J'ai été aussi surprise comme tout le monde par ces propos. Cela ne me touche pas plus parce que je sais et il sait. Et tout le monde sait !
- L'action psychologique du colonialisme peut-elle se poursuivre cinquante ans après l'indépendance de l'Algérie ?
Cette action du colonialisme n'a jamais cessé et vous le savez. Les jeunes d'aujourd'hui sont plus vulnérables que nous l'étions. Très jeunes, on nous avait appris à nous méfier et à nous dire que la France utilisait toutes les méthodes pour arriver à ses fins. Nous étions mieux formés. Je peux citer l'exemple de ce qui s'est passé à Marseille (rencontres organisées par l'hebdomadaire Marianne en avril 2012, ndlr). J'y suis allée de bonne foi discuter, cinquante années après l'indépendance, j'ai eu le sentiment d'être tombée dans un piège. On me disait de déclarer à partir de la France que notre Révolution était une cause juste mais que les moyens que nous avions employés étaient condamnables. Cela voulait dire que je devais publiquement, à partir de la France, condamner la Révolution algérienne. Cela veut dire quoi ? Il faut que les jeunes le comprennent : la guerre continue. Et vous savez quels en sont les enjeux. Notre devoir, votre devoir, vous qui êtes la génération de l'indépendance, qui avez eu la chance d'avoir une formation et une connaissance des réalités, vous devez faire prendre conscience à nos jeunes que l'indépendance du pays doit être protégée. Protégée par le travail, par le respect de son Etat, par l'engagement de tous les jours pour consolider cet Etat, par le fait de donner à chaque chose son véritable poids et de comprendre les enjeux. L'indépendance n'est pas acquise si on ne la défend pas. Il est vrai qu'il existe des problèmes dans la construction de chaque Etat.

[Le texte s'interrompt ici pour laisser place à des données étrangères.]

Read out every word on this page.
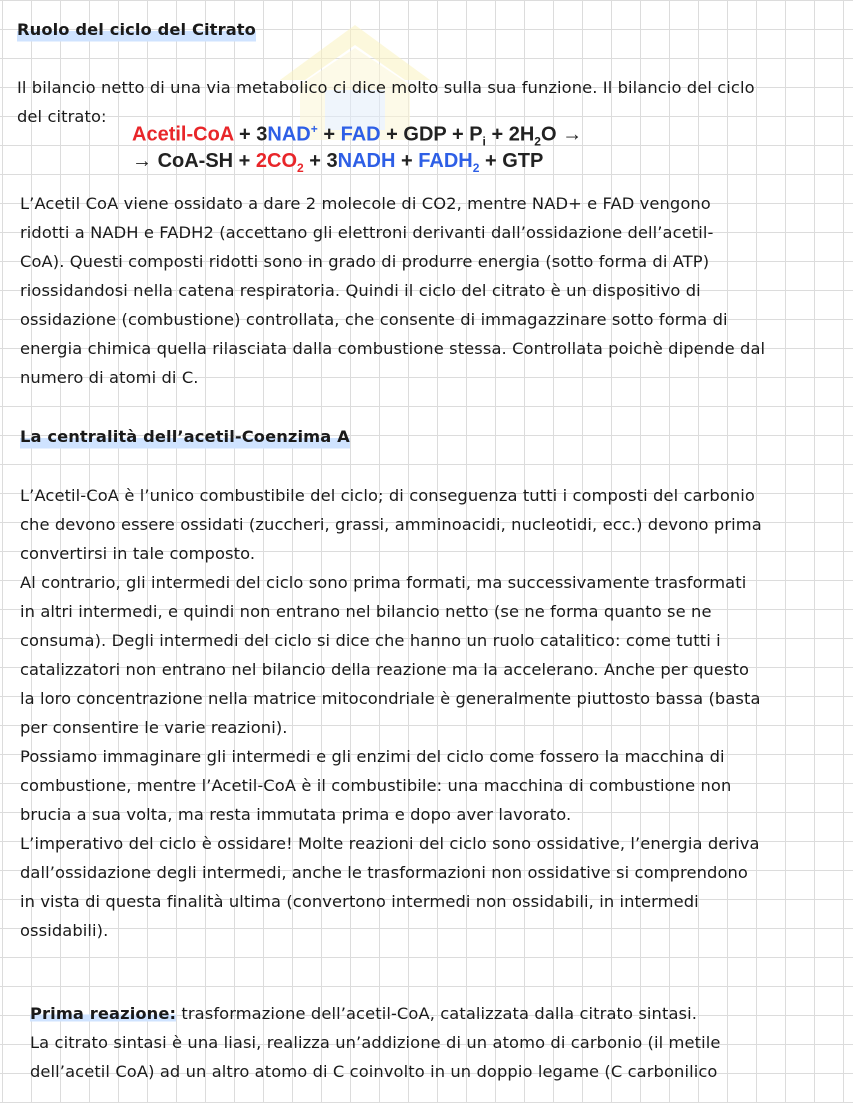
Ruolo del ciclo del Citrato
Il bilancio netto di una via metabolico ci dice molto sulla sua funzione. Il bilancio del ciclo
del citrato:
Acetil-CoA + 3NAD+ + FAD + GDP + $P_i + 2H_2O$ →
→ $CoA-SH + 2CO_2$ + 3NADH + $FADH_2$ + GTP
L’Acetil CoA viene ossidato a dare 2 molecole di CO2, mentre NAD+ e FAD vengono
ridotti a NADH e FADH2 (accettano gli elettroni derivanti dall’ossidazione dell’acetil-
CoA). Questi composti ridotti sono in grado di produrre energia (sotto forma di ATP)
riossidandosi nella catena respiratoria. Quindi il ciclo del citrato è un dispositivo di
ossidazione (combustione) controllata, che consente di immagazzinare sotto forma di
energia chimica quella rilasciata dalla combustione stessa. Controllata poichè dipende dal
numero di atomi di C.
La centralità dell’acetil-Coenzima A
L’Acetil-CoA è l’unico combustibile del ciclo; di conseguenza tutti i composti del carbonio
che devono essere ossidati (zuccheri, grassi, amminoacidi, nucleotidi, ecc.) devono prima
convertirsi in tale composto.
Al contrario, gli intermedi del ciclo sono prima formati, ma successivamente trasformati
in altri intermedi, e quindi non entrano nel bilancio netto (se ne forma quanto se ne
consuma). Degli intermedi del ciclo si dice che hanno un ruolo catalitico: come tutti i
catalizzatori non entrano nel bilancio della reazione ma la accelerano. Anche per questo
la loro concentrazione nella matrice mitocondriale è generalmente piuttosto bassa (basta
per consentire le varie reazioni).
Possiamo immaginare gli intermedi e gli enzimi del ciclo come fossero la macchina di
combustione, mentre l’Acetil-CoA è il combustibile: una macchina di combustione non
brucia a sua volta, ma resta immutata prima e dopo aver lavorato.
L’imperativo del ciclo è ossidare! Molte reazioni del ciclo sono ossidative, l’energia deriva
dall’ossidazione degli intermedi, anche le trasformazioni non ossidative si comprendono
in vista di questa finalità ultima (convertono intermedi non ossidabili, in intermedi
ossidabili).
Prima reazione: trasformazione dell’acetil-CoA, catalizzata dalla citrato sintasi.
La citrato sintasi è una liasi, realizza un’addizione di un atomo di carbonio (il metile
dell’acetil CoA) ad un altro atomo di C coinvolto in un doppio legame (C carbonilico
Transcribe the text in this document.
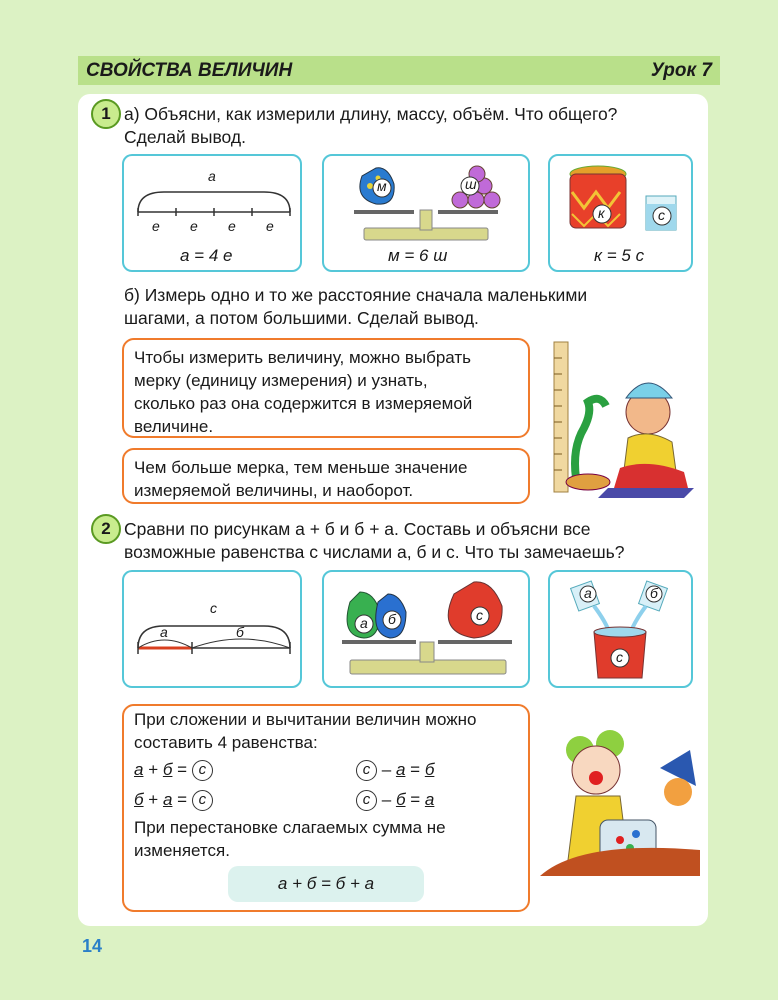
СВОЙСТВА ВЕЛИЧИН	Урок 7
1 а) Объясни, как измерили длину, массу, объём. Что общего?
Сделай вывод.
а
е е е е
а = 4 е
м	ш
м = 6 ш
к	с
к = 5 с
б) Измерь одно и то же расстояние сначала маленькими
шагами, а потом большими. Сделай вывод.
Чтобы измерить величину, можно выбрать
мерку (единицу измерения) и узнать,
сколько раз она содержится в измеряемой
величине.
Чем больше мерка, тем меньше значение
измеряемой величины, и наоборот.
2 Сравни по рисункам а + б и б + а. Составь и объясни все
возможные равенства с числами а, б и с. Что ты замечаешь?
с
а	б
а б	с
а	б
с
При сложении и вычитании величин можно
составить 4 равенства:
а + б = с	с – а = б
б + а = с	с – б = а
При перестановке слагаемых сумма не
изменяется.
а + б = б + а
14
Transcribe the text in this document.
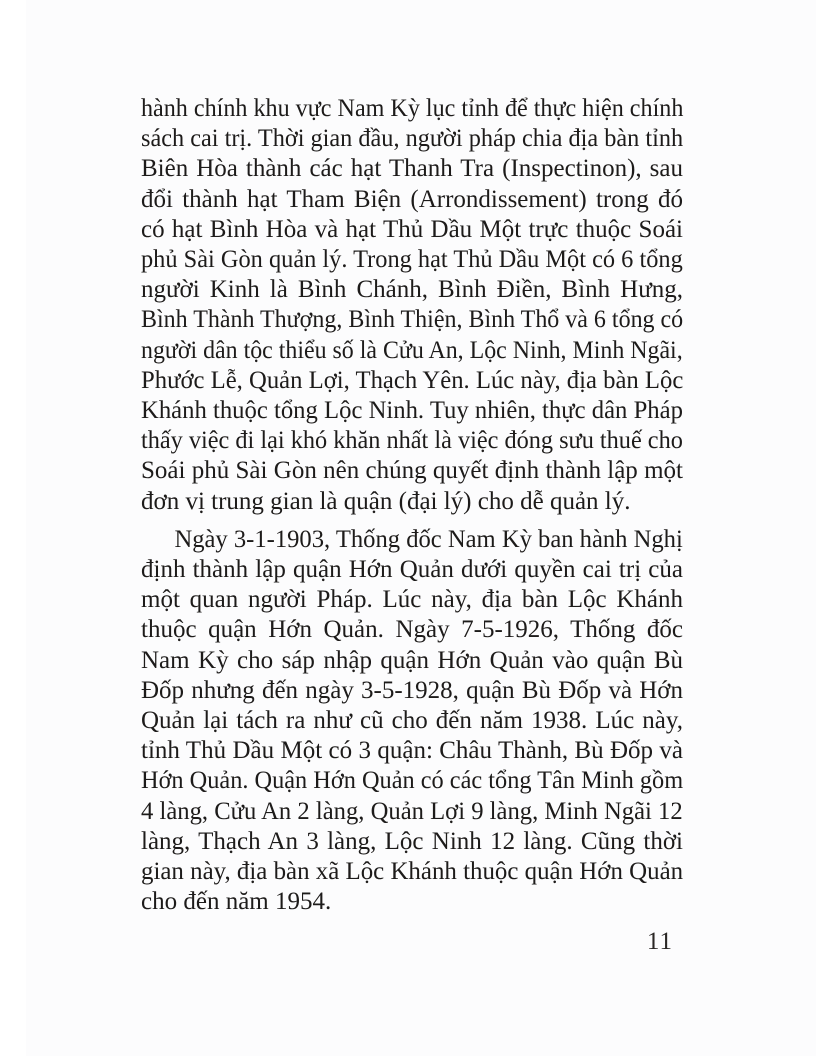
hành chính khu vực Nam Kỳ lục tỉnh để thực hiện chính
sách cai trị. Thời gian đầu, người pháp chia địa bàn tỉnh
Biên Hòa thành các hạt Thanh Tra (Inspectinon), sau
đổi thành hạt Tham Biện (Arrondissement) trong đó
có hạt Bình Hòa và hạt Thủ Dầu Một trực thuộc Soái
phủ Sài Gòn quản lý. Trong hạt Thủ Dầu Một có 6 tổng
người Kinh là Bình Chánh, Bình Điền, Bình Hưng,
Bình Thành Thượng, Bình Thiện, Bình Thổ và 6 tổng có
người dân tộc thiểu số là Cửu An, Lộc Ninh, Minh Ngãi,
Phước Lễ, Quản Lợi, Thạch Yên. Lúc này, địa bàn Lộc
Khánh thuộc tổng Lộc Ninh. Tuy nhiên, thực dân Pháp
thấy việc đi lại khó khăn nhất là việc đóng sưu thuế cho
Soái phủ Sài Gòn nên chúng quyết định thành lập một
đơn vị trung gian là quận (đại lý) cho dễ quản lý.
Ngày 3-1-1903, Thống đốc Nam Kỳ ban hành Nghị
định thành lập quận Hớn Quản dưới quyền cai trị của
một quan người Pháp. Lúc này, địa bàn Lộc Khánh
thuộc quận Hớn Quản. Ngày 7-5-1926, Thống đốc
Nam Kỳ cho sáp nhập quận Hớn Quản vào quận Bù
Đốp nhưng đến ngày 3-5-1928, quận Bù Đốp và Hớn
Quản lại tách ra như cũ cho đến năm 1938. Lúc này,
tỉnh Thủ Dầu Một có 3 quận: Châu Thành, Bù Đốp và
Hớn Quản. Quận Hớn Quản có các tổng Tân Minh gồm
4 làng, Cửu An 2 làng, Quản Lợi 9 làng, Minh Ngãi 12
làng, Thạch An 3 làng, Lộc Ninh 12 làng. Cũng thời
gian này, địa bàn xã Lộc Khánh thuộc quận Hớn Quản
cho đến năm 1954.
11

Il faut qu'ensemble, nous nous organisions pour affronter et régler ces problèmes. C'est de notre responsabilité à tous. Il s'agit de combats politiques. Aux Algériens de connaître leur histoire. Que les Algériens se mettent à lire leur histoire. C'est le meilleur bouclier qu'on puisse avoir pour répliquer aux attaques contre l'Algérie.
- Comment expliquez-vous le silence de l'Organisation nationale des moudjahidine (ONM) qui ne fait rien pour défendre la mémoire des anciens combattants de la guerre de Libération nationale ?
Il faut leur poser la question. L'ONM a bien un secrétaire général, je ne peux répondre pour elle.